Spaans dichter (1190? -1247), is de eerste Gastiliaanse dichter, wiens naam tot ons gekomen is. Geboren te Berceo (in het diocees van Calahorra), werd hij opgevoed in het naburige Benedictijnenklooster San Millan de la Cogolla, waar hij het grootste deel van zijn leven heeft doorgebracht.
Zijn werken, alle van godsdienstige aard, zijn geschreven tussen de jaren 1220 en 1242. Wij vermelden hiervan enkele levens van locale heiligen: dat van Santo Domingo de Silos, die de beroemde Benedictijnen-abdij bij Burgos had hersteld, dat van San Millan de la Cogolla en dat van Santa Oria, een non uit het klooster van San Millan. Drie andere geschriften wijdde hij aan de Heilige Maagd: Loores de Nuestra Senora, Planto que fizo la Virgen el dia de la Passión de su Fijojesu Christo en de zeer belangrijke Milagros de Nuestra Senora. Verder schreef hij o.a. nog El Martirio de San Lorenzo, De los signos que aparesceran ante del Juicio (Over de tekenen die aan het Laatste Oordeel zullen voorafgaan) en El Sacrificio de la Misa (Het Misoffer). Sommige van deze Prosas, zoals Berceo zijn dichtwerken noemt, zijn heel 1 ang. Het gehele oeuvre telt meer dan 13 000 versregels.Berceo’s gedichten behoren tot de zgn. „mester de clerecia”, d.w.z. de letterkundige school der klerken („clérigos”), de school van de geleerde poëzie, geschreven door bekende dichters en bestemd om te worden gelezen. Hij staat dus tegenover de „mester de juglaria”, waarmede in zijn tijd de populaire epische verhalen aangeduid werden van de hand van onbekende dichters, die in de eerste plaats bestemd waren om door „juglares” te worden voorgedragen. Berceo is geen oorspronkelijke geest. Integendeel, hij laat er zich op voorstaan zich steeds te hebben gehouden aan zijn Latijnse bronnen. De waarheid gaat hem boven alles. Hij wil slechts vulgariseren.

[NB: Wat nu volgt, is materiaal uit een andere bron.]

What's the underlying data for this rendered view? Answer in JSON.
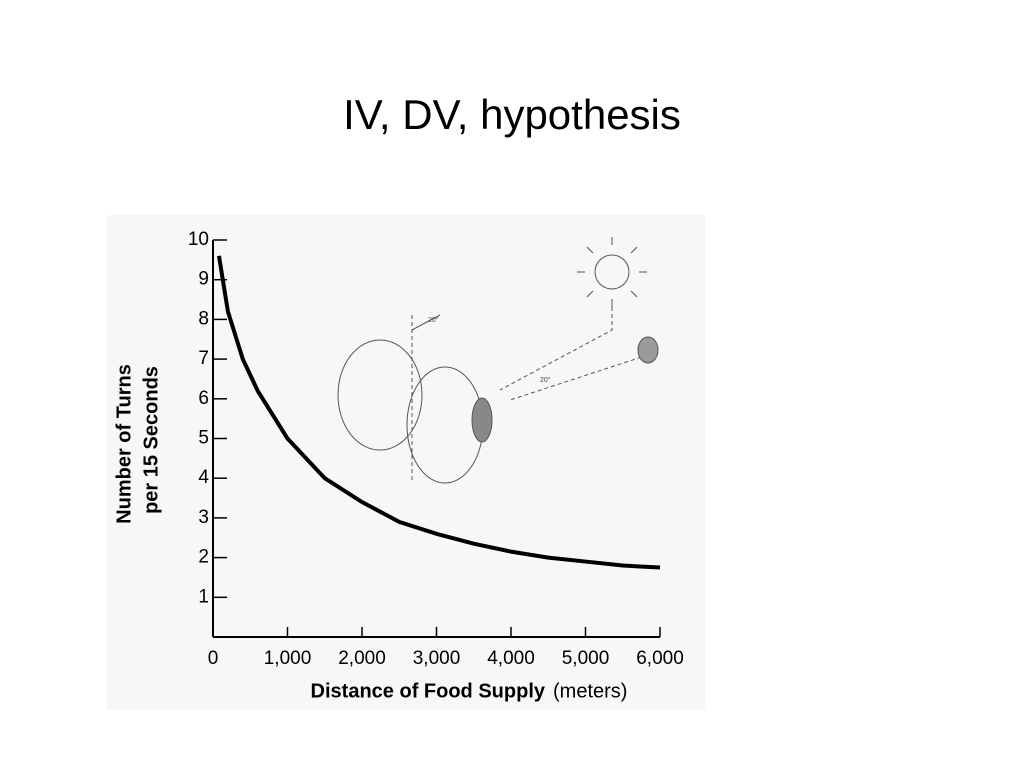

Niettemin neemt zijn oeuvre een belangrijke plaats in de geschiedenis van de Spaanse letterkunde in. In enkele van zijn werken, inz. in de Milagros de Nuestra Senora. een verzameling van 25 Marialegenden, doet hij zich als een echt dichter kennen, wien het geenszins aan inspiratie ontbreekt.
Bibl.: Poesias, ed. F. Janer (Madrid 1864) in Bibl. de Aut. Esp., t. LVII; La vida de Santo Domingo de Silos, ed. J.
D. FitzGerald (Paris 1904); El Sacrificio de la Misa, ed. A. G. Solalinde (Madrid 1913); Milagros de Nuestra Senora, ed. A.
G. Solalinde (Madrid 1922) in de reeks „Clasicos Castellanos”, t. 44.
Lit.: Comte de Puymaigre, Les Vieux Auteurs castillans 2de dr. (Paris 1888), 1.1, blz. 267-300; M. Menéndez y Pelayo, Historia de la poesia castellana en la Edad Media, t. I (Madrid 1911-1913)» blz. 169-193.